Friday, October 8, 2010

Dazzle Them!

42nd Street is a backstage musical that uses the medium of cinema to get the audience involved with making a theater performance while trying to dazzle them at the same time. The film addresses the viewer by allowing them to go behind the scenes of a theater show and then ending with a grand performance to astonish them. It’s as if the viewer were seeing how this movie was made possible throughout the strenuous rehearsals, financial and relationship problems. As Feuer explains in the Pattullo article, the audience experience “double identification” and “demystification” (p.75) are present in backstage musicals. This movie wants the viewer to feel like they are a part of the process of putting on a performance while also putting on a final show for the audience, thus providing a spectacle for the audience. We, the audience, get to see how hard it is to make a film and thus feel that we are actually involved in making the film. However, when they are practicing for the final showing the camera tends to be placed right where the audience would sit.

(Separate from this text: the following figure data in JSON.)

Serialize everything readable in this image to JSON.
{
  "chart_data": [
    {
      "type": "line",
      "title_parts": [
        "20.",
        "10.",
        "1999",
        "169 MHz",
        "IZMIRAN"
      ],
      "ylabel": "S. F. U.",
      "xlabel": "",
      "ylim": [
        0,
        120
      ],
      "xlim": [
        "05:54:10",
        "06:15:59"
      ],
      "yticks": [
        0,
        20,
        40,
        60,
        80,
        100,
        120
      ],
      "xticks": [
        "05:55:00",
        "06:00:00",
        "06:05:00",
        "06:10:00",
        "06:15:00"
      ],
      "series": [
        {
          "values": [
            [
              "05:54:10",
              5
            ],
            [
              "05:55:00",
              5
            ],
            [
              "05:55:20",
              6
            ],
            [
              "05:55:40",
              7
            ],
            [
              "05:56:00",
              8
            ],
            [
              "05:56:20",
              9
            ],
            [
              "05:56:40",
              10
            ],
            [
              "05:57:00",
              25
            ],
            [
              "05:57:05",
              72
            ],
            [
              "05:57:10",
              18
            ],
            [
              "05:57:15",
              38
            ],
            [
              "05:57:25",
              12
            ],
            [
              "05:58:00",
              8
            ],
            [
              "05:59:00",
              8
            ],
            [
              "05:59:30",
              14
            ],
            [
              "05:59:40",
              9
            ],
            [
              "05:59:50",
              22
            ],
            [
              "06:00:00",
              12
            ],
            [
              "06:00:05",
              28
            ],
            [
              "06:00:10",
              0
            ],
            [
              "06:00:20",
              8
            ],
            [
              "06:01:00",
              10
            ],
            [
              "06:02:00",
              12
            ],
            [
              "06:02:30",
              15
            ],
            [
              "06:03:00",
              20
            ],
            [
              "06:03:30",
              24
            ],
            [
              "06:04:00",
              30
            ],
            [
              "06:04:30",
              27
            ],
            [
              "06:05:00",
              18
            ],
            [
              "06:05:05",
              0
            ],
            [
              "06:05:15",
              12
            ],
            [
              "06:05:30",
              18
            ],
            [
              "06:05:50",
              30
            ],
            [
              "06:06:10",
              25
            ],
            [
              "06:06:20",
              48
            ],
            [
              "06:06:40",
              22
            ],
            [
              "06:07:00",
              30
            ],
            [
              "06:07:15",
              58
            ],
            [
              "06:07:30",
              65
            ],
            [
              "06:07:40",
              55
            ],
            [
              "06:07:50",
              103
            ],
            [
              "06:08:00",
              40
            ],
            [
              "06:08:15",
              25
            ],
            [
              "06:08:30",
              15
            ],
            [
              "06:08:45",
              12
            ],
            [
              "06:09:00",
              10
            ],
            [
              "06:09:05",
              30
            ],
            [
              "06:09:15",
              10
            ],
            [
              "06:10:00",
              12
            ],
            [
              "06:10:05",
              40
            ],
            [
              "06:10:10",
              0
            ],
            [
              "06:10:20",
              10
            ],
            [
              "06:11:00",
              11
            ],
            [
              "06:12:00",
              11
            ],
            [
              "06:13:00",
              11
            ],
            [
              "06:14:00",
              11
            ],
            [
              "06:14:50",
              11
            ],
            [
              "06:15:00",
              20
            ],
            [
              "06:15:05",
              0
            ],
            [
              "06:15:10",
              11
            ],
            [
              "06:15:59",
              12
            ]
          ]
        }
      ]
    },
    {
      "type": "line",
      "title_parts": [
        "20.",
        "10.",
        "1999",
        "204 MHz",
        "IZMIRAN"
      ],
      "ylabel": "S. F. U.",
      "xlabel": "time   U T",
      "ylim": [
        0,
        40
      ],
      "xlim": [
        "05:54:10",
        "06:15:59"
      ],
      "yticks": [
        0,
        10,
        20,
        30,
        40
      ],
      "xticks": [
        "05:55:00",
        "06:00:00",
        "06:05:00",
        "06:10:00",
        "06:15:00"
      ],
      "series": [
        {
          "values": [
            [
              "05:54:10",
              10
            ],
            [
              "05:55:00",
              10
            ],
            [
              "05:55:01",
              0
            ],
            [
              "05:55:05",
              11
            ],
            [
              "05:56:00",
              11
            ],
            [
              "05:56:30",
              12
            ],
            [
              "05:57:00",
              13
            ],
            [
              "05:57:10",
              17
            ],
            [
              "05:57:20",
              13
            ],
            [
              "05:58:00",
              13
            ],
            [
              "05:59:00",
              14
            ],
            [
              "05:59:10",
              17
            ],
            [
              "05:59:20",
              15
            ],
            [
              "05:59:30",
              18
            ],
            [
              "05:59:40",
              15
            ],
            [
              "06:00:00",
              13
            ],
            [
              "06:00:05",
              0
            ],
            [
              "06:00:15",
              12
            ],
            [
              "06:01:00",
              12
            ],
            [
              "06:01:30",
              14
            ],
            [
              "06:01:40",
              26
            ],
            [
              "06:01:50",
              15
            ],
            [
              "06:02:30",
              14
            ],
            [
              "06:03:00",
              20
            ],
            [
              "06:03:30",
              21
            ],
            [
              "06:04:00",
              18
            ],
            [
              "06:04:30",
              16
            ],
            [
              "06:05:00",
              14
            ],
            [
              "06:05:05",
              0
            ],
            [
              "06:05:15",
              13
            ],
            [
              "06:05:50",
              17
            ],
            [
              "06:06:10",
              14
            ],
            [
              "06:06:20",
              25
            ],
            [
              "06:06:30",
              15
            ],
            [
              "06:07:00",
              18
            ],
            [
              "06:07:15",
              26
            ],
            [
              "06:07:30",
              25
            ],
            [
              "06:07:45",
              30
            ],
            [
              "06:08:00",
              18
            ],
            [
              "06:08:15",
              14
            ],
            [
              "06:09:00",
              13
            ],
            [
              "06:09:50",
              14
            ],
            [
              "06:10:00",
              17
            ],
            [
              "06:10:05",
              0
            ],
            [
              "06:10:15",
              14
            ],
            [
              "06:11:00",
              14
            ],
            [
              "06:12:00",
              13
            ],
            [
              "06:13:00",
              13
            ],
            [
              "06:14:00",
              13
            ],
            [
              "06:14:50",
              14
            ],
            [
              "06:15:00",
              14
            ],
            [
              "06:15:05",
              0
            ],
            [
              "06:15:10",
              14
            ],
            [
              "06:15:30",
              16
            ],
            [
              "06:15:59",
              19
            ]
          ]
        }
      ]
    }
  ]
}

It even pans around to show us a few of the audience members sitting there with us. This represents the ‘double identification’ of the audience. 42nd Street then performs the final showing in which demonstrates as the demystification of the audience. We were allowed access that showed how this theater performance was put together but are then exposed to so much more that we didn’t see and are given private access to the final show. This occurs when we watch the finale from the audience stand point, however, the camera then gives us different angles, which the audience wouldn’t get. We are taken above the stage, go through the dances legs, and get close up profiles of the two main characters at the end. We were demystified when learning how the show was done, but then were hit again with a spectacle that we were only allowed to see, thus breaking us a part from the normal viewing audience present watching the performance. This film, and backstage musicals during the 1930’s, used the medium of cinema to present an insiders look to the art while at the same time preparing them to ultimately be dazzled by the production they just watched come to fruition.